By Austin Edens, CJF

Shoeing with frog support has gained traction in the past few years with its primary benefit for caudal support of the hoof capsule. We have many tools at our disposal to combat caudal failure in the hoof capsule, such as heart bars, frog-support pads, DIM, pour-ins, etc. Anecdotally, I often observe an extra amount of hoof growth after applying these measures. This accelerated growth can be explained by the additional frog support increasing engagement of the venous plexus in the caudal region of the hoof.

Horses evolved with the frog as a weight-bearing structure. On a barefoot hoof, the frog synchronously engages the ground with the heels during the loading phase of the stride. One negative effect of shoeing horses with a regular shoe is that the frog of a shod hoof bears less weight and has less ground contact than its barefoot counterpart. For the vast majority of horses, this slight decrease in frog function has a negligible effect on the health of the foot. However, there is a substantial portion of the sport horse population that experience caudal collapse of the structures that are vital for nurturing blood flow in the venous plexus. These compromised feet can benefit from the additional frog and caudal support by increasing blood flow via the venous plexus and its supporting structures of the hoof capsule.

PHOTO 1 – UNSHOD HOOF: The load of the bony column (red arrows) colliding with the ground reaction forces (green arrows), and creating outward pressure on the heels (yellow arrows) due to the increased hydraulic pressure of the caudal region. On a barefoot hoof, compression of the frog and digital cushion initiate simultaneously with the heels when contacting the ground, thus maximizing the hemodynamic function of the venous plexus.

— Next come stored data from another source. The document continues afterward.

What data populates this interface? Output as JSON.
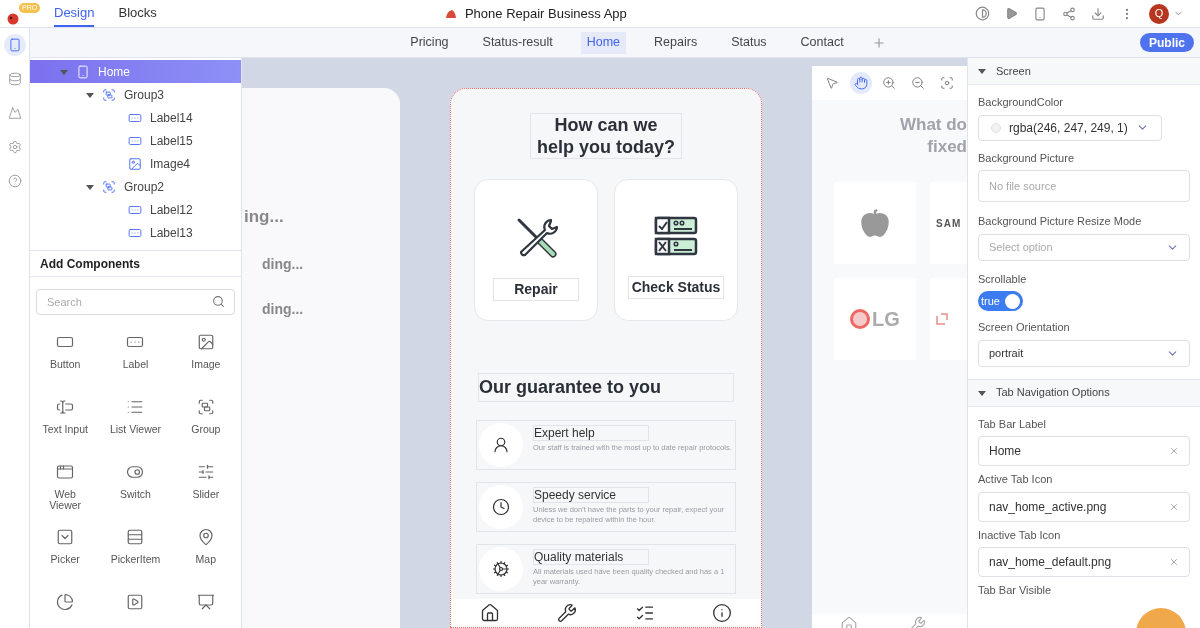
{
  "app": {
    "badge": "PRO",
    "modes": [
      {
        "label": "Design",
        "selected": true
      },
      {
        "label": "Blocks",
        "selected": false
      }
    ],
    "title": "Phone Repair Business App",
    "avatar": "Q"
  },
  "screens": {
    "tabs": [
      {
        "label": "Pricing",
        "selected": false
      },
      {
        "label": "Status-result",
        "selected": false
      },
      {
        "label": "Home",
        "selected": true
      },
      {
        "label": "Repairs",
        "selected": false
      },
      {
        "label": "Status",
        "selected": false
      },
      {
        "label": "Contact",
        "selected": false
      }
    ],
    "publish_button": "Public"
  },
  "rail": [
    {
      "kind": "screens",
      "selected": true
    },
    {
      "kind": "data",
      "selected": false
    },
    {
      "kind": "media",
      "selected": false
    },
    {
      "kind": "settings",
      "selected": false
    },
    {
      "kind": "help",
      "selected": false
    }
  ],
  "tree": [
    {
      "label": "Home",
      "kind": "screen",
      "expanded": true,
      "selected": true,
      "children": [
        {
          "label": "Group3",
          "kind": "group",
          "expanded": true,
          "selected": false,
          "children": [
            {
              "label": "Label14",
              "kind": "label",
              "selected": false
            },
            {
              "label": "Label15",
              "kind": "label",
              "selected": false
            },
            {
              "label": "Image4",
              "kind": "image",
              "selected": false
            }
          ]
        },
        {
          "label": "Group2",
          "kind": "group",
          "expanded": true,
          "selected": false,
          "children": [
            {
              "label": "Label12",
              "kind": "label",
              "selected": false
            },
            {
              "label": "Label13",
              "kind": "label",
              "selected": false
            }
          ]
        }
      ]
    }
  ],
  "components": {
    "title": "Add Components",
    "search": {
      "placeholder": "Search"
    },
    "items": [
      {
        "kind": "button",
        "label": "Button"
      },
      {
        "kind": "label",
        "label": "Label"
      },
      {
        "kind": "image",
        "label": "Image"
      },
      {
        "kind": "textinput",
        "label": "Text Input"
      },
      {
        "kind": "list",
        "label": "List Viewer"
      },
      {
        "kind": "group",
        "label": "Group"
      },
      {
        "kind": "web",
        "label": "Web Viewer"
      },
      {
        "kind": "switch",
        "label": "Switch"
      },
      {
        "kind": "slider",
        "label": "Slider"
      },
      {
        "kind": "picker",
        "label": "Picker"
      },
      {
        "kind": "pickeritem",
        "label": "PickerItem"
      },
      {
        "kind": "map",
        "label": "Map"
      },
      {
        "kind": "chart"
      },
      {
        "kind": "video"
      },
      {
        "kind": "presentation"
      }
    ]
  },
  "left_preview": {
    "texts": [
      "ing...",
      "ding...",
      "ding..."
    ]
  },
  "phone": {
    "heading": [
      "How can we",
      "help you today?"
    ],
    "actions": [
      {
        "kind": "repair",
        "label": "Repair"
      },
      {
        "kind": "status",
        "label": "Check Status"
      }
    ],
    "section_title": "Our guarantee to you",
    "guarantees": [
      {
        "kind": "expert",
        "title": "Expert help",
        "text": "Our staff is trained with the most up to date repair protocols."
      },
      {
        "kind": "speed",
        "title": "Speedy service",
        "text": "Unless we don't have the parts to your repair, expect your device to be repaired within the hour."
      },
      {
        "kind": "quality",
        "title": "Quality materials",
        "text": "All materials used have been quality checked and has a 1 year warranty."
      }
    ],
    "tabs": [
      {
        "kind": "home"
      },
      {
        "kind": "tools"
      },
      {
        "kind": "status"
      },
      {
        "kind": "info"
      }
    ]
  },
  "right_preview": {
    "tools": [
      {
        "kind": "pointer",
        "selected": false
      },
      {
        "kind": "hand",
        "selected": true
      },
      {
        "kind": "zoom-in",
        "selected": false
      },
      {
        "kind": "zoom-out",
        "selected": false
      },
      {
        "kind": "focus",
        "selected": false
      }
    ],
    "heading": [
      "What do",
      "fixed"
    ],
    "brands": [
      {
        "kind": "apple"
      },
      {
        "kind": "wordmark",
        "label": "SAM"
      },
      {
        "kind": "lg",
        "label": "LG"
      },
      {
        "kind": "oneplus"
      }
    ],
    "tabs": [
      {
        "kind": "home"
      },
      {
        "kind": "tools"
      }
    ]
  },
  "properties": {
    "sections": [
      {
        "title": "Screen",
        "expanded": true,
        "fields": [
          {
            "kind": "color",
            "label": "BackgroundColor",
            "value": "rgba(246, 247, 249, 1)"
          },
          {
            "kind": "file",
            "label": "Background Picture",
            "placeholder": "No file source"
          },
          {
            "kind": "select",
            "label": "Background Picture Resize Mode",
            "placeholder": "Select option"
          },
          {
            "kind": "toggle",
            "label": "Scrollable",
            "on": true,
            "value": "true"
          },
          {
            "kind": "select",
            "label": "Screen Orientation",
            "value": "portrait"
          }
        ]
      },
      {
        "title": "Tab Navigation Options",
        "expanded": true,
        "fields": [
          {
            "kind": "clearable",
            "label": "Tab Bar Label",
            "value": "Home"
          },
          {
            "kind": "clearable",
            "label": "Active Tab Icon",
            "value": "nav_home_active.png"
          },
          {
            "kind": "clearable",
            "label": "Inactive Tab Icon",
            "value": "nav_home_default.png"
          },
          {
            "kind": "heading",
            "label": "Tab Bar Visible"
          }
        ]
      }
    ]
  }
}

PHOTO 2 – SHOD HOOF WITH A REGULAR SHOE: The load of the bony column (red arrows) shearing against the ground reaction forces (green arrows), and creating inward and forward pressure on the heels (yellow arrows) due to the higher GRF on the heels. There is a delayed and reduced GRF on the frog and digital cushion.

PHOTO 3 – SHOD HOOF WITH A WELD-IN FROG PLATE: A weld-in frog plate on a Kerckhaert DF with FootPro™ DIM 20 is one of my go-tos for increasing caudal support and optimizing venous plexus function.

PHOTO 4 – SHOD HOOF WITH FROG SUPPORT (HEART BAR): This is the best of both worlds. The foot has the protection and support of a shod foot and the hemodynamic function of the venous plexus of a barefoot hoof.

PHOTO 5 – CAUDAL CROSS-SECTION: Caudal cross-section view with digital cushion and collateral cartilages.

PHOTO 6 – LOADING FORCES ON AN UNSHOD FOOT: Caudal cross-section view of loading forces on an unshod foot. Compression of the frog and digital cushion push against the collateral cartilages to pump blood up through the venous plexus.

PHOTO 7 – LOADING FORCES ON FOOT WITH A REGULAR SHOE: Caudal cross-section view of loading forces of a foot with a regular shoe. Some frog and digital cushion compression is lost due to less GRF on its palmar structures.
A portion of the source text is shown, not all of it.